Economia / Opinioni
Il prezzo della nuova Autostrade per l’Italia
I passaggi dell’operazione Aspi sono ancora da chiarire ma alcuni profili problematici per la parte pubblica già emergono. Dal valore delle azioni della società -che potrebbe ridursi drasticamente, con un danno non banale per Cassa depositi e prestiti- all’indennizzo per gli stessi Benetton. L’analisi di Alessandro Volpi
Sulla complessa vicenda di Autostrade per l’Italia, ad oggi, sembrano chiare quattro cose.
La prima è rappresentata dall’accordo su una significativa riduzione del peso della famiglia Benetton, attraverso la propria cassaforte Edizione, in Atlantia, e quindi in Autostrade: si ipotizza che la partecipazione finale possa ridursi a meno del 10%, ma, come vedremo, si tratta ancora solo di un’ipotesi appunto.
La seconda è costituita dall’impegno di Cassa depositi e prestiti di trasformare il proprio credito nei confronti di Atlantia “in capitale” a cui dovrebbe -ed è bene sottolineare il condizionale- far seguito la sottoscrizione di un aumento di capitale della stessa Atlantia.
La terza è la rinuncia da parte del governo alla revoca della concessione, a cui non corrisponde, almeno per ora, la rinuncia da parte di Atlantia a fare ricorso in sede giudiziaria.
La quarta, immediata, è la convocazione per il 27 luglio, quindi prima dell’inaugurazione formale del ponte di Genova, di un Consiglio di amministrazione di Autostrade che segni l’inizio dell’operazione di trasformazione societaria.
Al di là di questi quattro aspetti, il resto è un percorso molto tortuoso, davvero solo abbozzato, lungo il quale si pongono molte incognite, tutt’altro che semplici da risolvere. Proviamo ad elencarne alcune.
Innanzitutto occorre dare un valore ad Autostrade per procedere ai passaggi successivi e tale valore dipende dalla revisione formale della concessione in grado di fissare le nuove tariffe e quindi rendere possibile il calcolo della remunerazione degli investimenti. Si tratta di una stima molto difficile viste le turbolenze a cui è stato e continua ad essere sottoposto il titolo; una stima dunque che ha bisogno di tempo e ancor più di chiarezza politica. Solo una volta definito il prezzo, sarà possibile l’avvio dell’aumento di capitale a cui dovrà partecipare Cassa depositi e prestiti che appesantirà ulteriormente il proprio impegno “pubblico”.
Ma contemporaneamente all’aumento di capitale dedicato, Atlantia dovrebbe cedere le proprie quote in Autostrade ad altri soggetti, “graditi” a Cassa Depositi e Prestiti; soggetti ad oggi da trovare, la cui partecipazione dipenderà ovviamente dall’appeal, non semplice, dell’operazione.

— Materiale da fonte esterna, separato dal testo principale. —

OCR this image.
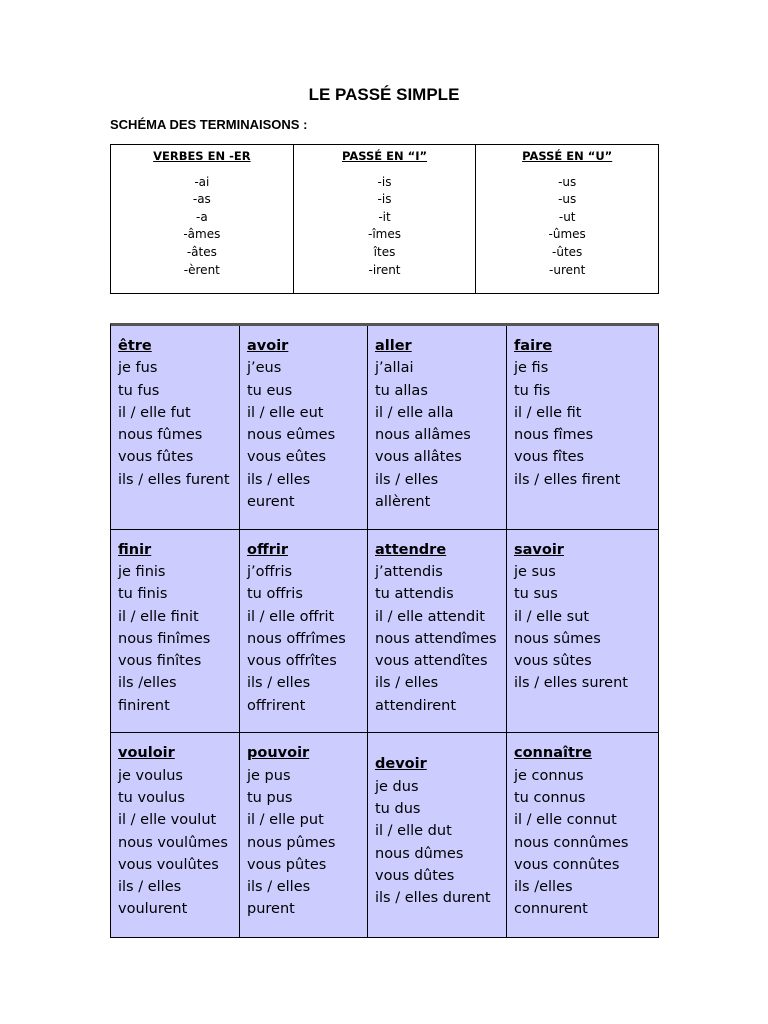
LE PASSÉ SIMPLE
SCHÉMA DES TERMINAISONS :
VERBES EN -ER
-ai
-as
-a
-âmes
-âtes
-èrent
PASSÉ EN “I”
-is
-is
-it
-îmes
îtes
-irent
PASSÉ EN “U”
-us
-us
-ut
-ûmes
-ûtes
-urent
être
je fus
tu fus
il / elle fut
nous fûmes
vous fûtes
ils / elles furent
avoir
j’eus
tu eus
il / elle eut
nous eûmes
vous eûtes
ils / elles
eurent
aller
j’allai
tu allas
il / elle alla
nous allâmes
vous allâtes
ils / elles
allèrent
faire
je fis
tu fis
il / elle fit
nous fîmes
vous fîtes
ils / elles firent
finir
je finis
tu finis
il / elle finit
nous finîmes
vous finîtes
ils /elles
finirent
offrir
j’offris
tu offris
il / elle offrit
nous offrîmes
vous offrîtes
ils / elles
offrirent
attendre
j’attendis
tu attendis
il / elle attendit
nous attendîmes
vous attendîtes
ils / elles
attendirent
savoir
je sus
tu sus
il / elle sut
nous sûmes
vous sûtes
ils / elles surent
vouloir
je voulus
tu voulus
il / elle voulut
nous voulûmes
vous voulûtes
ils / elles
voulurent
pouvoir
je pus
tu pus
il / elle put
nous pûmes
vous pûtes
ils / elles
purent
devoir
je dus
tu dus
il / elle dut
nous dûmes
vous dûtes
ils / elles durent
connaître
je connus
tu connus
il / elle connut
nous connûmes
vous connûtes
ils /elles
connurent
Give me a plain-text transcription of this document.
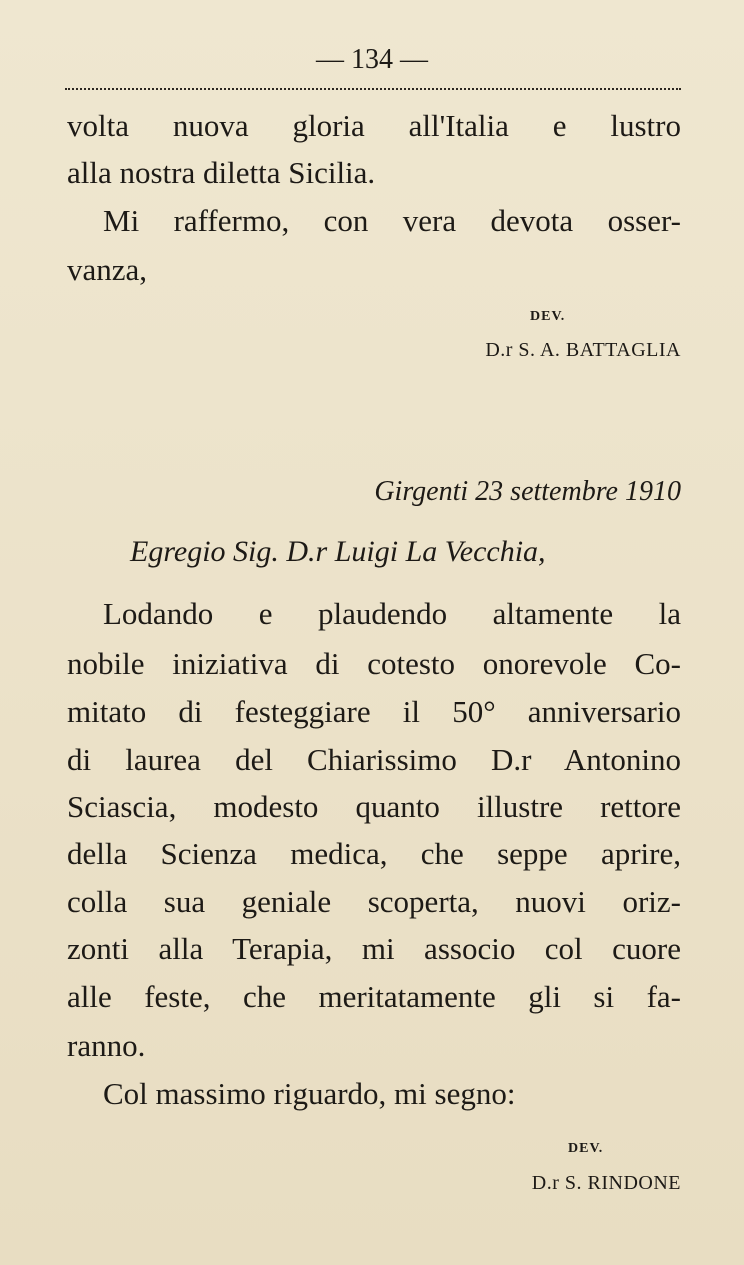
— 134 —
volta nuova gloria all'Italia e lustro
alla nostra diletta Sicilia.
Mi raffermo, con vera devota osser-
vanza,
DEV.
D.r S. A. BATTAGLIA
Girgenti 23 settembre 1910
Egregio Sig. D.r Luigi La Vecchia,
Lodando e plaudendo altamente la
nobile iniziativa di cotesto onorevole Co-
mitato di festeggiare il 50° anniversario
di laurea del Chiarissimo D.r Antonino
Sciascia, modesto quanto illustre rettore
della Scienza medica, che seppe aprire,
colla sua geniale scoperta, nuovi oriz-
zonti alla Terapia, mi associo col cuore
alle feste, che meritatamente gli si fa-
ranno.
Col massimo riguardo, mi segno:
DEV.
D.r S. RINDONE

Come reagiranno a questa operazione gli altri soci di Autostrade, a partire da Allianz e la cinese Silk Road? Quando poi saranno avvenuti l’aumento di capitale e la “diluizione” di Atlantia, si dovrebbe procedere alla separazione di Autostrade per l’Italia che verrà quotata in Borsa. Anche su questo punto le incognite sono molte; in particolare quale sarà la posizione della Fondazione CRT, presente attualmente in Atlantia e in Cassa depositi e prestiti? E come reagirà il mercato?
Il rischio vero, in tale ottica, è che in questa successione di passaggi il valore delle azioni si riduca drasticamente con un danno non banale per Cassa depositi e prestiti e dunque per la parte pubblica. Pesa poi sul già ricordato appeal della nuova società Autostrade, dominata dal player Cdp, il nodo degli eventuali risarcimenti stabiliti dal processo di Genova per il crollo del ponte, che sono stati stimati intorno ai 3,4 miliardi di euro.

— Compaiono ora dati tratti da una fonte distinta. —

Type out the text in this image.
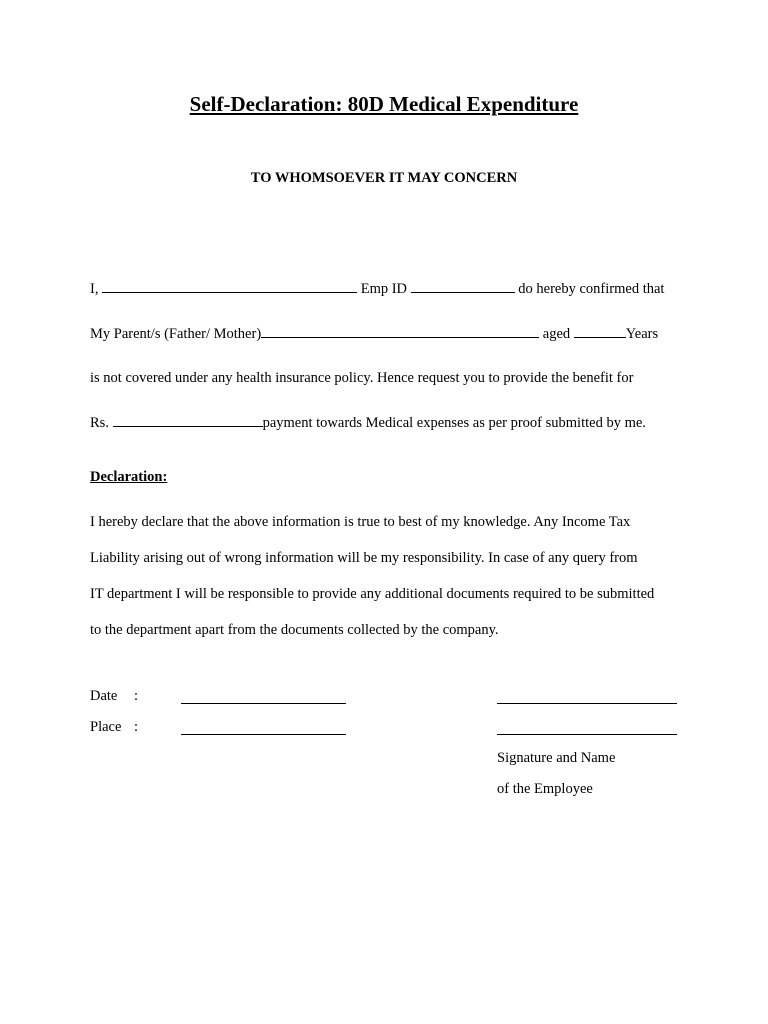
Self-Declaration: 80D Medical Expenditure
TO WHOMSOEVER IT MAY CONCERN
I,	Emp ID	do hereby confirmed that
My Parent/s (Father/ Mother)	aged	Years
is not covered under any health insurance policy. Hence request you to provide the benefit for
Rs.	payment towards Medical expenses as per proof submitted by me.
Declaration:
I hereby declare that the above information is true to best of my knowledge. Any Income Tax
Liability arising out of wrong information will be my responsibility. In case of any query from
IT department I will be responsible to provide any additional documents required to be submitted
to the department apart from the documents collected by the company.
Date :
Place :
Signature and Name
of the Employee
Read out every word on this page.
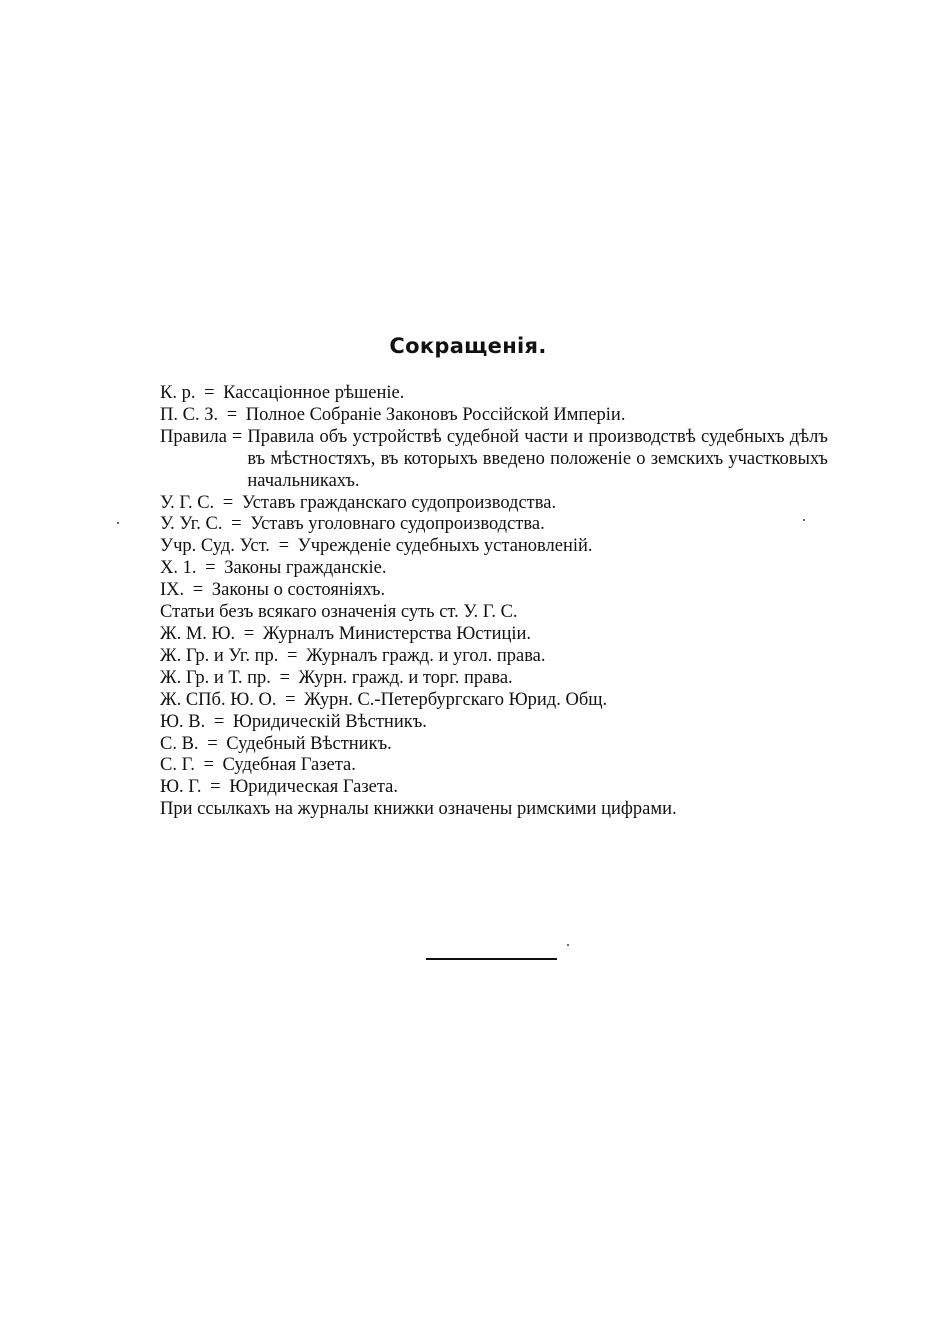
Сокращенія.
К. р. = Кассаціонное рѣшеніе.
П. С. З. = Полное Собраніе Законовъ Россійской Имперіи.
Правила = Правила объ устройствѣ судебной части и производствѣ судебныхъ дѣлъ въ мѣстностяхъ, въ которыхъ введено положеніе о земскихъ участковыхъ начальникахъ.
У. Г. С. = Уставъ гражданскаго судопроизводства.
У. Уг. С. = Уставъ уголовнаго судопроизводства.
Учр. Суд. Уст. = Учрежденіе судебныхъ установленій.
X. 1. = Законы гражданскіе.
IX. = Законы о состояніяхъ.
Статьи безъ всякаго означенія суть ст. У. Г. С.
Ж. М. Ю. = Журналъ Министерства Юстиціи.
Ж. Гр. и Уг. пр. = Журналъ гражд. и угол. права.
Ж. Гр. и Т. пр. = Журн. гражд. и торг. права.
Ж. СПб. Ю. О. = Журн. С.-Петербургскаго Юрид. Общ.
Ю. В. = Юридическій Вѣстникъ.
С. В. = Судебный Вѣстникъ.
С. Г. = Судебная Газета.
Ю. Г. = Юридическая Газета.
При ссылкахъ на журналы книжки означены римскими цифрами.
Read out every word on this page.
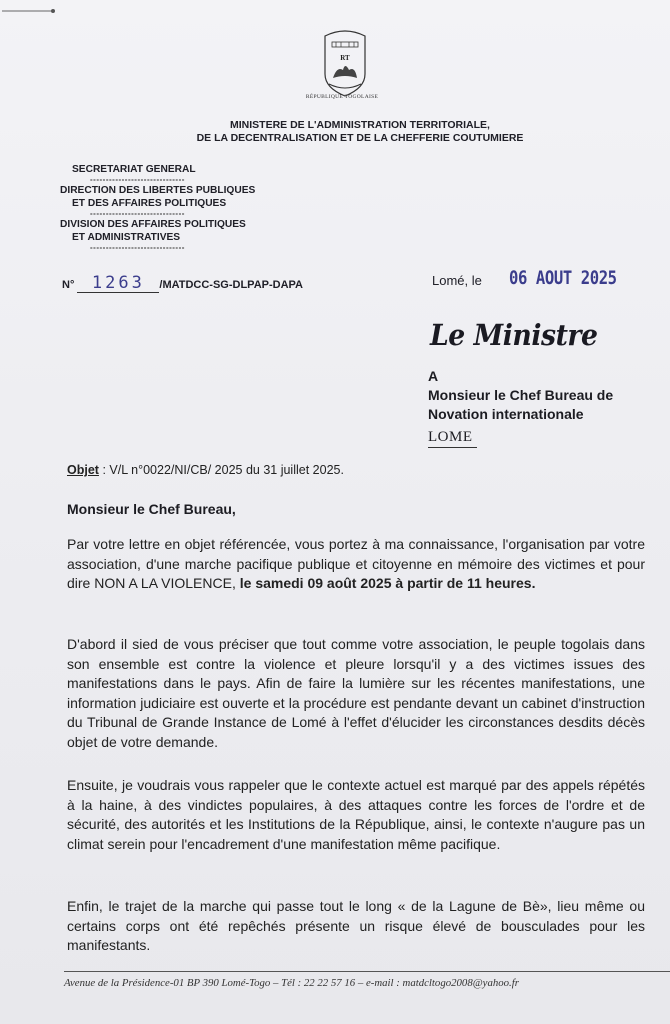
RT
RÉPUBLIQUE TOGOLAISE
MINISTERE DE L'ADMINISTRATION TERRITORIALE,
DE LA DECENTRALISATION ET DE LA CHEFFERIE COUTUMIERE
SECRETARIAT GENERAL
------------------------------
DIRECTION DES LIBERTES PUBLIQUES
ET DES AFFAIRES POLITIQUES
------------------------------
DIVISION DES AFFAIRES POLITIQUES
ET ADMINISTRATIVES
------------------------------
N° 1263 /MATDCC-SG-DLPAP-DAPA	Lomé, le 06 AOUT 2025
Le Ministre
A
Monsieur le Chef Bureau de
Novation internationale
LOME
Objet : V/L n°0022/NI/CB/ 2025 du 31 juillet 2025.
Monsieur le Chef Bureau,
Par votre lettre en objet référencée, vous portez à ma connaissance, l'organisation par votre association, d'une marche pacifique publique et citoyenne en mémoire des victimes et pour dire NON A LA VIOLENCE, le samedi 09 août 2025 à partir de 11 heures.
D'abord il sied de vous préciser que tout comme votre association, le peuple togolais dans son ensemble est contre la violence et pleure lorsqu'il y a des victimes issues des manifestations dans le pays. Afin de faire la lumière sur les récentes manifestations, une information judiciaire est ouverte et la procédure est pendante devant un cabinet d'instruction du Tribunal de Grande Instance de Lomé à l'effet d'élucider les circonstances desdits décès objet de votre demande.
Ensuite, je voudrais vous rappeler que le contexte actuel est marqué par des appels répétés à la haine, à des vindictes populaires, à des attaques contre les forces de l'ordre et de sécurité, des autorités et les Institutions de la République, ainsi, le contexte n'augure pas un climat serein pour l'encadrement d'une manifestation même pacifique.
Enfin, le trajet de la marche qui passe tout le long « de la Lagune de Bè», lieu même ou certains corps ont été repêchés présente un risque élevé de bousculades pour les manifestants.
Avenue de la Présidence-01 BP 390 Lomé-Togo – Tél : 22 22 57 16 – e-mail : matdcltogo2008@yahoo.fr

È evidente che qualsiasi investitore vorrà essere fatto salvo, in maniera formalmente inattaccabile, da questo rischio, così come vorrebbe avere garanzie della definitiva rinuncia da parte di Benetton ad aprire un contenzioso. Proprio sul ruolo dei Benetton insiste un’ulteriore questione. L’accordo notturno elaborato dal governo prevede che né l’aumento di capitale né le cessioni azionarie a cui si faceva riferimento possano tradursi in dividendi per la famiglia Benetton; un impegno a cui si vorrebbe dare una durata temporale biennale. E dopo? Da questo punto di vista, l’impressione è che, nella sostanza, la complessa operazione, tutta da costruire, contempli, di fatto, un indennizzo agli stessi Benetton che passa attraverso le cessioni azionarie e gli aumenti di capitale. In questo senso, siamo davvero molto lontani dalle originarie minacce di revoca.